What happened in e1000 while kernel disables IRQ line?
Intel has released some fixes regarding to this issue several times.
Unfortunately, once fix has been released the next similar issue
came up again. The latest info from Intel in linux-netdev mailing
list shows that Intel has been released the newest patch for
I tried to find why one issue fixed then another one came up.
The scenario how this can be happened is, the fixes didn't "kill"
the root bug.
The most possible thing how spurious interrupts counted by kernel
reaches the limit of irqs_unhandled is, when the I/O APIC level is never
deasserted in some reasons.
Whatever version of e1000 driver you see, you will find a reset
command to NIC such as following line:
E1000_WRITE_REQ_IO(hw, CTRL, (ctrl | E1000_CTRL_RST));
By writing CTRL_RST to NIC, the ICR register will be set to 0 (zero).

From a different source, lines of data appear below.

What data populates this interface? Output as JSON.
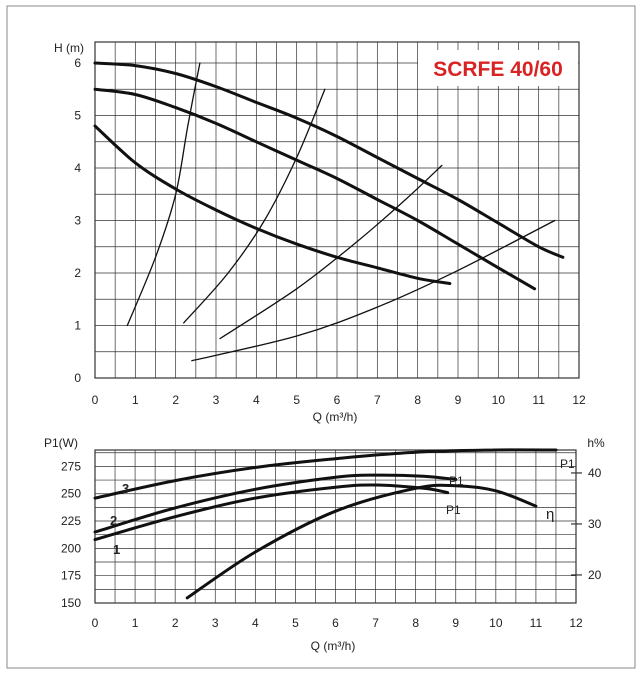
{
  "colors": {
    "title": "#d92323",
    "curve": "#111111",
    "grid": "#333333",
    "frame": "#888888"
  },
  "chart_data": [
    {
      "type": "line",
      "title": "SCRFE 40/60",
      "xlabel": "Q (m³/h)",
      "ylabel": "H (m)",
      "xlim": [
        0,
        12
      ],
      "ylim": [
        0,
        6.4
      ],
      "xticks": [
        "0",
        "1",
        "2",
        "3",
        "4",
        "5",
        "6",
        "7",
        "8",
        "9",
        "10",
        "11",
        "12"
      ],
      "yticks": [
        "0",
        "1",
        "2",
        "3",
        "4",
        "5",
        "6"
      ],
      "grid": true,
      "series": [
        {
          "role": "pump-curve",
          "x": [
            0,
            1,
            2,
            3,
            4,
            5,
            6,
            7,
            8,
            9,
            10,
            11,
            11.6
          ],
          "y": [
            6.0,
            5.95,
            5.8,
            5.55,
            5.25,
            4.95,
            4.6,
            4.2,
            3.8,
            3.4,
            2.95,
            2.5,
            2.3
          ]
        },
        {
          "role": "pump-curve",
          "x": [
            0,
            1,
            2,
            3,
            4,
            5,
            6,
            7,
            8,
            9,
            10,
            10.9
          ],
          "y": [
            5.5,
            5.4,
            5.15,
            4.85,
            4.5,
            4.15,
            3.8,
            3.4,
            3.0,
            2.55,
            2.1,
            1.7
          ]
        },
        {
          "role": "pump-curve",
          "x": [
            0,
            1,
            2,
            3,
            4,
            5,
            6,
            7,
            8,
            8.8
          ],
          "y": [
            4.8,
            4.1,
            3.6,
            3.2,
            2.85,
            2.55,
            2.3,
            2.1,
            1.9,
            1.8
          ]
        },
        {
          "role": "system-curve",
          "x": [
            0.8,
            1.5,
            2.0,
            2.3,
            2.6
          ],
          "y": [
            1.0,
            2.3,
            3.5,
            4.8,
            6.0
          ]
        },
        {
          "role": "system-curve",
          "x": [
            2.2,
            3.3,
            4.2,
            5.0,
            5.7
          ],
          "y": [
            1.05,
            2.0,
            3.0,
            4.2,
            5.5
          ]
        },
        {
          "role": "system-curve",
          "x": [
            3.1,
            5.0,
            6.5,
            7.7,
            8.6
          ],
          "y": [
            0.75,
            1.7,
            2.6,
            3.4,
            4.05
          ]
        },
        {
          "role": "system-curve",
          "x": [
            2.4,
            5.0,
            7.0,
            9.0,
            11.4
          ],
          "y": [
            0.33,
            0.8,
            1.35,
            2.05,
            3.0
          ]
        }
      ]
    },
    {
      "type": "line",
      "xlabel": "Q (m³/h)",
      "ylabel": "P1(W)",
      "y2label": "h%",
      "xlim": [
        0,
        12
      ],
      "ylim": [
        150,
        290
      ],
      "y2lim": [
        14.5,
        44.5
      ],
      "xticks": [
        "0",
        "1",
        "2",
        "3",
        "4",
        "5",
        "6",
        "7",
        "8",
        "9",
        "10",
        "11",
        "12"
      ],
      "yticks": [
        "150",
        "175",
        "200",
        "225",
        "250",
        "275"
      ],
      "y2ticks": [
        "20",
        "30",
        "40"
      ],
      "grid": true,
      "series": [
        {
          "label": "3",
          "axis": "left",
          "x": [
            0,
            2,
            4,
            6,
            8,
            10,
            11.5
          ],
          "y": [
            246,
            262,
            274,
            282,
            288,
            290,
            290
          ]
        },
        {
          "label": "2",
          "axis": "left",
          "x": [
            0,
            2,
            4,
            6,
            7,
            8.2,
            9.0
          ],
          "y": [
            215,
            237,
            254,
            265,
            267,
            266,
            263
          ]
        },
        {
          "label": "1",
          "axis": "left",
          "x": [
            0,
            2,
            4,
            6,
            7,
            8.2,
            8.8
          ],
          "y": [
            208,
            229,
            246,
            256,
            258,
            255,
            251
          ]
        },
        {
          "label": "η",
          "axis": "right",
          "x": [
            2.3,
            4,
            6,
            8,
            9,
            10,
            11
          ],
          "y": [
            15.5,
            24.5,
            32.5,
            37.0,
            37.5,
            36.5,
            33.5
          ]
        }
      ],
      "annotations": [
        "P1",
        "P1",
        "P1"
      ]
    }
  ]
}
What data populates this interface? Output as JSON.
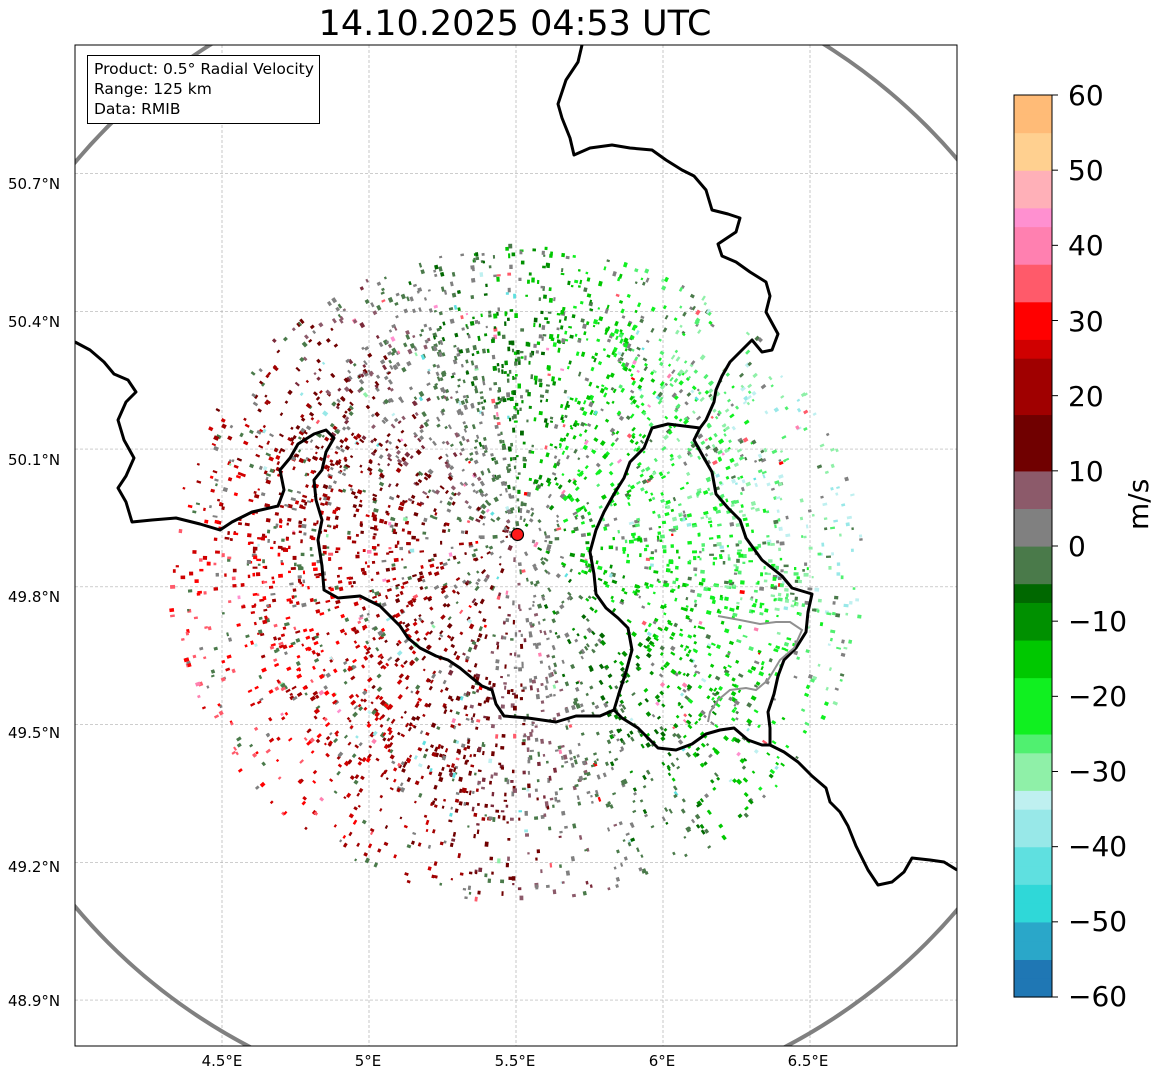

As you can imagine here, zero-ing ICR without deassert I/O APIC level
will lead I/O APIC to send interrupt to local APIC continuously until
another interrupt comes and interrupt handler deasserts I/O APIC level.
How if another interrupt doesn't come? Well, the result is kernel
will disable IRQ line as all incoming interrupt signals to APIC will
be counted as spurious interrupt.
IMHO, as long as Intel doesn't fix how to reset NIC device, then
all the released fixes will be useless.